A few months ago, when I participated in something called the American Values Survey, I was again asked the most admired person question, but this time I had no trouble coming up with a name. Oxford evolutionary biologist Richard Dawkins has done more than any other person to promote and energize atheism in recent memory, and atheists in the United States are more confident and more vocal then ever before as a result. His recent book The God Delusion not only solidified my nascent atheism, but also inspired me to take a greater interest in the subject, ultimately leading to this blog. Superbly reasoned and elegantly witty, The God Delusion makes an unapologetically devastating (from a theists point of view) intellectual and moral case for atheism. I recommend the book to everyone. Dawkins' web site, richarddawkins.net, is also an excellent resource for a wide array of topics related to both religion and evolution. Dawkins is a top tier scientist and author who rose to prominence by proposing, in The Selfish Gene, the now widely accepted idea that the gene is the principal unit upon which evolution acts. His success in advancing the cause of atheism is in no small part due to the gravitas his name carries. It is a measure of how far atheism has to go that most Americans have nevertheless never heard of him.
My favorite atheist writer is actually not Richard Dawkins but American neuroscientist Sam Harris. His books The End of Faith and Letter to a Christian Nation are unparalleled, as are many of his other writings and speeches available at his web site, samharris.org. The best introduction to atheism available on the web (that I am aware of) is his essay An Atheist Manifesto. If you can get past the title -- it has a unfortunate tendency to evoke A Communist Manifesto, or a deranged anarchist writing an antigovernment rant in a remote cabin -- it is an excellent, and fairly quick, read.
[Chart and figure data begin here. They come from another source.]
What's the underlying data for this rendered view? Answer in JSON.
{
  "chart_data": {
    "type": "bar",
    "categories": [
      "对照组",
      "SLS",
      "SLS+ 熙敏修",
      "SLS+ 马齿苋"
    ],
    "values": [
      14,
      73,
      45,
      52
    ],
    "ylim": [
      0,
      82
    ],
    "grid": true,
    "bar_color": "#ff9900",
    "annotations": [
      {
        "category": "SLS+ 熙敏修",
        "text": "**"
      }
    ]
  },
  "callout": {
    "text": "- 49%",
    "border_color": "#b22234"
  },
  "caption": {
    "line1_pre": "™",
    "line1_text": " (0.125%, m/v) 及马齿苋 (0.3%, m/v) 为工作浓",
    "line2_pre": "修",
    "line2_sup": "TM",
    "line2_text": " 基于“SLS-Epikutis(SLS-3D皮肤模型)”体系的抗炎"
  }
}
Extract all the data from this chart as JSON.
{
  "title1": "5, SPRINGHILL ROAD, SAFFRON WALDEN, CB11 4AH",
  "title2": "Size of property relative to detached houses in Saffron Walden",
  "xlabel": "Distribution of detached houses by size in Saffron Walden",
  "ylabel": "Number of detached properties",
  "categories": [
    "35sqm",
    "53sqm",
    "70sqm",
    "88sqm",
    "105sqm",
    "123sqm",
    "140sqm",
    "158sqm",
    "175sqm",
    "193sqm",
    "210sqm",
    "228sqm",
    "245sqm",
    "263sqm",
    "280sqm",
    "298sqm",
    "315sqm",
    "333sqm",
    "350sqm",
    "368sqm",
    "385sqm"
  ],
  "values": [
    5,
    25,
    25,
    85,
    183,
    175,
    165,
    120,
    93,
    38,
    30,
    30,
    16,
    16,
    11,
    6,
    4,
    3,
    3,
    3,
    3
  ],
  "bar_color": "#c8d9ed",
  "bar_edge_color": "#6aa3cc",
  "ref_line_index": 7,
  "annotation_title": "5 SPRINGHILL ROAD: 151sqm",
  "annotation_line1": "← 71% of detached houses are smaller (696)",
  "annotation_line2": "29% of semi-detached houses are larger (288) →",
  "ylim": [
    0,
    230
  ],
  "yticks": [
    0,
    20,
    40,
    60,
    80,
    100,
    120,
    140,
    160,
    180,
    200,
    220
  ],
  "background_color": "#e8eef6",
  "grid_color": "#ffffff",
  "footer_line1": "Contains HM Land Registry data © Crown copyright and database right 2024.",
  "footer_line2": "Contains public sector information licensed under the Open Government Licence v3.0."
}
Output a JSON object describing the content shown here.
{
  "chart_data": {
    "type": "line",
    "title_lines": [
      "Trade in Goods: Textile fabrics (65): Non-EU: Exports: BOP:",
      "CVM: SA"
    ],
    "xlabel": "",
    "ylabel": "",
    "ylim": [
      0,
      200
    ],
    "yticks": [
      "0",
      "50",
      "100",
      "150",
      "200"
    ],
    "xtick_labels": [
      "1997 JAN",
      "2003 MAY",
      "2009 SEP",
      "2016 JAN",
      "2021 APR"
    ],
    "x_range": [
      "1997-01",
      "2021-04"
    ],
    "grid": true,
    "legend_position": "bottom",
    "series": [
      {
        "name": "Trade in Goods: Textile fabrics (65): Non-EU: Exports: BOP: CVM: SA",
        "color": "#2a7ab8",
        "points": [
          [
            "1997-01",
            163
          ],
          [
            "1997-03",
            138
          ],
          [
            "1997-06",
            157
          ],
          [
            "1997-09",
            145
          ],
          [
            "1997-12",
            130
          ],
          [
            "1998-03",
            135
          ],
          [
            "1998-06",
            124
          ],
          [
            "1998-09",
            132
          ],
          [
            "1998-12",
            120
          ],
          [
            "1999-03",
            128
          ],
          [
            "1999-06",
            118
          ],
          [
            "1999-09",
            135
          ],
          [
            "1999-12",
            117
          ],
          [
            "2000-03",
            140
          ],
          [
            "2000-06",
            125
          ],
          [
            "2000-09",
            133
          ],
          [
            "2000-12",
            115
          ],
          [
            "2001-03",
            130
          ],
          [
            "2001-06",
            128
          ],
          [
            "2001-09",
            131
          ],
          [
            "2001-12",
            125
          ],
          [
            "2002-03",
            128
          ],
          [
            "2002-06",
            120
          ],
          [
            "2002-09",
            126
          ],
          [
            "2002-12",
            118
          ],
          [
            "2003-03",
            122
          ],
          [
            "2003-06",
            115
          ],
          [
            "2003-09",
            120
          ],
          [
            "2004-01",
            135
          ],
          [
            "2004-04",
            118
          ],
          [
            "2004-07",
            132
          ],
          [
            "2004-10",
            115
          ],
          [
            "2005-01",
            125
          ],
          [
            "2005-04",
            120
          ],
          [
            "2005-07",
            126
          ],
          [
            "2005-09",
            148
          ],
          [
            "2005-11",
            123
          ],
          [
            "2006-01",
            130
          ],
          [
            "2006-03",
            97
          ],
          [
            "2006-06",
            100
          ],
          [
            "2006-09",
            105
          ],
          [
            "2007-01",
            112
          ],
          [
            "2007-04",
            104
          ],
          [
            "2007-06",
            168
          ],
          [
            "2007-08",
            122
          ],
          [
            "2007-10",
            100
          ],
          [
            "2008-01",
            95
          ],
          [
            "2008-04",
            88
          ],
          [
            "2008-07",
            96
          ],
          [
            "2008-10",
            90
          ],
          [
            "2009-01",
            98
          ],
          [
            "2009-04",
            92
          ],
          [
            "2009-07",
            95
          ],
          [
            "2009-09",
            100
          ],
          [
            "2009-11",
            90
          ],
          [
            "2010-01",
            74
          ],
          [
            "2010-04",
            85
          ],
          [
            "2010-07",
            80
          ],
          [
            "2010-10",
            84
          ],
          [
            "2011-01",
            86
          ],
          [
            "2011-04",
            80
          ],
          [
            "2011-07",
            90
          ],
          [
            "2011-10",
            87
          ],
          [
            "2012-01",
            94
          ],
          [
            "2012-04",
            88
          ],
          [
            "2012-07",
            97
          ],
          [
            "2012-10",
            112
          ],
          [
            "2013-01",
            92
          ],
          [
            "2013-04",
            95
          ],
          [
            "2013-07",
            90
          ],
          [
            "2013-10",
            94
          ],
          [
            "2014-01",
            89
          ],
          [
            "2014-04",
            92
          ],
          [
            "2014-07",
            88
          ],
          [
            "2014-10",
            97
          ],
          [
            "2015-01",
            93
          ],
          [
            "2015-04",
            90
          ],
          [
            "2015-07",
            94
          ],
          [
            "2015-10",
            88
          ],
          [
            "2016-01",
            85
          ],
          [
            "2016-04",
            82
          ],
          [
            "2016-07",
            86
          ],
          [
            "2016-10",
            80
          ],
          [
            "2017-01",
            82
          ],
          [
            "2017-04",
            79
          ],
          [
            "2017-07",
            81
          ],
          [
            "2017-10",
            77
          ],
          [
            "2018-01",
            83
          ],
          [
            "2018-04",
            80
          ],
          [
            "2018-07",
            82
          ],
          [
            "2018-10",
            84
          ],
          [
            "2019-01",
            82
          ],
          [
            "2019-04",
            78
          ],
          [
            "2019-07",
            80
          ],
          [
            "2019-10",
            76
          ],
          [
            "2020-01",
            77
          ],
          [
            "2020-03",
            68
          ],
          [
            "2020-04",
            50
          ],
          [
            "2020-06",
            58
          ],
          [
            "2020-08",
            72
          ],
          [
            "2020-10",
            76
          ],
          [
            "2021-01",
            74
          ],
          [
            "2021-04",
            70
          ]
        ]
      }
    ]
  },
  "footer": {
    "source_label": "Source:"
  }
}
Physicist Victor Stenger's God: The Failed Hypothesis and journalist Christopher Hitchens's God is Not Great are also excellent and highly recommended books. Author and journalist Jon Krakauer's Under the Banner of Heaven, ostensibly about Mormonism, is a fascinating case study of how religion begins, and how it can spiral out of control and spawn abuse and violence. Others that I have not yet read but come highly recommended by others include Daniel Dennet's Breaking the Spell, Dan Barker's Losing Faith in Faith, and Ayan Hirsi Ali's Infidel. Although I have only so far read small parts of their works, we all owe a debt of gratitude to the freethinkers of yesteryear such a Bertrand Russell and Robert Ingersoll. Lest I forget, the greatest argument for atheism ever written (or the most ironic, at least) is the book I am currently reading, the Bible.
For those of you with the time to listen to podcasts, I can recommend Point of Inquiry, Freethought Radio, The Non-Prophets, The Atheist Experience, and The Way of Reason. Some of these podcasts are better than others, but all are worth listening to. Excellent web resources include the aforementioned Richard Dawkins and Sam Harris web sites, PZ Meyers' Pharyngula blog, The Secular Web, TalkOrigins, and the Iron Chariots Wiki.
Although I believe I have some novel ideas to add to the debate, I gratefully acknowledge that I draw heavily from the aforementioned sources, among others. I truly stand on the shoulders of giants.